Para Bessy (2002), a capacidade de armazenamento do conhecimento nas pessoas pode ser distinguida em dois tipos de memória: a “computacional” e a “corporal”. A memória “computacional”, organizada na forma de redes taxonômicas, suporta a representação e a manipulação simbólica do conhecimento. A memória “corporal” é vinculada diretamente às experiências corporais, onde os indivíduos têm a capacidade de encarnar experiências. Esta memória, que não é totalmente física,

nem totalmente mental, é estruturada por percepções distintas e fortes. O conhecimento pode ser utilizado ou ser construído por um código de comunicação específico, ao invés de uma linguagem universal que garanta a passagem de percepção para a utilização. O conhecimento relaciona as memórias “corporal” e “computacional”, do nível individual ao nível coletivo, entre os membros da organização. Os símbolos conceituais estão relacionados aos rastros de percepção que representam. O surgimento desta linguagem específica constitui um elemento importante para o processo de inovação porque permite que membros da organização compartilhem experiências entre si (BESSY, 2002).

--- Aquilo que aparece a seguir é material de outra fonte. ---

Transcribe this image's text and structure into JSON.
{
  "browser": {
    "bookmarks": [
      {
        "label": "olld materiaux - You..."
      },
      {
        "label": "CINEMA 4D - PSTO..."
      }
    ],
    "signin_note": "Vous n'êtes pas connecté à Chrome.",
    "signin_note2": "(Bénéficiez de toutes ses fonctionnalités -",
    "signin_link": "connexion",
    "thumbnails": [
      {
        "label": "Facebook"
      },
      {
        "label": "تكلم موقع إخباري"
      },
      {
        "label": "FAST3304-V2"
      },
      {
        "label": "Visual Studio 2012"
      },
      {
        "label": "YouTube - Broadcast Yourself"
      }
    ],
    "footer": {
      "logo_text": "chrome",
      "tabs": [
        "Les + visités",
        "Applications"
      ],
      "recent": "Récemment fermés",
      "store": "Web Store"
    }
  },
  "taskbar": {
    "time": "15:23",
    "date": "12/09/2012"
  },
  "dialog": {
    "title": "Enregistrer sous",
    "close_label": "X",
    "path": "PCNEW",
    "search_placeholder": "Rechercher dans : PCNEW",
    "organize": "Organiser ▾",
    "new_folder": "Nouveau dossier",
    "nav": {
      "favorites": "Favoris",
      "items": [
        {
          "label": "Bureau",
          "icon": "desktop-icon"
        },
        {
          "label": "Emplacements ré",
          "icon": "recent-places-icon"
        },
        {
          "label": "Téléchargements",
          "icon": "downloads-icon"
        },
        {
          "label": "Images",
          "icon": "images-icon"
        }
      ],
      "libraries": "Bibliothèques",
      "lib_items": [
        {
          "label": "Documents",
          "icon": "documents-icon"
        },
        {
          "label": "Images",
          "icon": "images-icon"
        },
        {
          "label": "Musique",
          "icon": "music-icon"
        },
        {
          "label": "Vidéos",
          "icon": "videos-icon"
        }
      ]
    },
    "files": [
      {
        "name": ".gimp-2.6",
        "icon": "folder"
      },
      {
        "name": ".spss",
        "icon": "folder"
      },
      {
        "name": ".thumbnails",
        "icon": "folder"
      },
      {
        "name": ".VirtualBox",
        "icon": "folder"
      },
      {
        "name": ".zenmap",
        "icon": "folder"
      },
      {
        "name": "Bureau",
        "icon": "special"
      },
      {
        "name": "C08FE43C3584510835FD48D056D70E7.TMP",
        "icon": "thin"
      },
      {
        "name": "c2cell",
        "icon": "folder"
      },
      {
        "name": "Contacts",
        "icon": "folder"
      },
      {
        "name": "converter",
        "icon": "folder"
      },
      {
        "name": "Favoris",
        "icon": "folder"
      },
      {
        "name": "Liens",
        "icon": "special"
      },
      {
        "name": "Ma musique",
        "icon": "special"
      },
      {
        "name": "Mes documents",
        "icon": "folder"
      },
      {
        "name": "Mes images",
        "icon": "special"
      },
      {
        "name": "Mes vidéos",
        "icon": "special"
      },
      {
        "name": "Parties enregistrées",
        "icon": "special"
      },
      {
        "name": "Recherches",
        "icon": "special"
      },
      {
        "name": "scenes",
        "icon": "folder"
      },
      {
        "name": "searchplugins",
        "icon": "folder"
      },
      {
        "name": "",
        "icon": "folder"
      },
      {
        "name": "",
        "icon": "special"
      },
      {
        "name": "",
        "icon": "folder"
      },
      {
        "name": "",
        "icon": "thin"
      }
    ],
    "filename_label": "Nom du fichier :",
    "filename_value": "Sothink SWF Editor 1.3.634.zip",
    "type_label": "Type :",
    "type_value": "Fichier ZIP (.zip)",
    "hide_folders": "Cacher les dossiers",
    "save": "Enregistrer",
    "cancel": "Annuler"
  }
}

A abordagem da Cognição Distribuída é relevante para a Gestão do Conhecimento visto que além de considerar as pessoas como foco central, considera também o contexto influenciado pelas estruturas organizacionais e culturais. Considerando que as pessoas e os artefatos são agentes cognitivos e que as características cognitivas de uma organização transcendem às características dos seus membros, mas que as capacidades organizacionais são afetadas pelas habilidades individuais, concorda-se com Wunram et al. (2002) quando afirmam que para influenciar o conhecimento deve-se gerir o contexto no qual o indivíduo interage. Portanto, nos modelos de Gestão do Conhecimento devem ser consideradas as rotinas organizacionais e culturais como sendo a memória ou a competência da organização. As rotinas organizacionais incorporam a dimensão tácita do conhecimento e representam uma parte importante do contexto.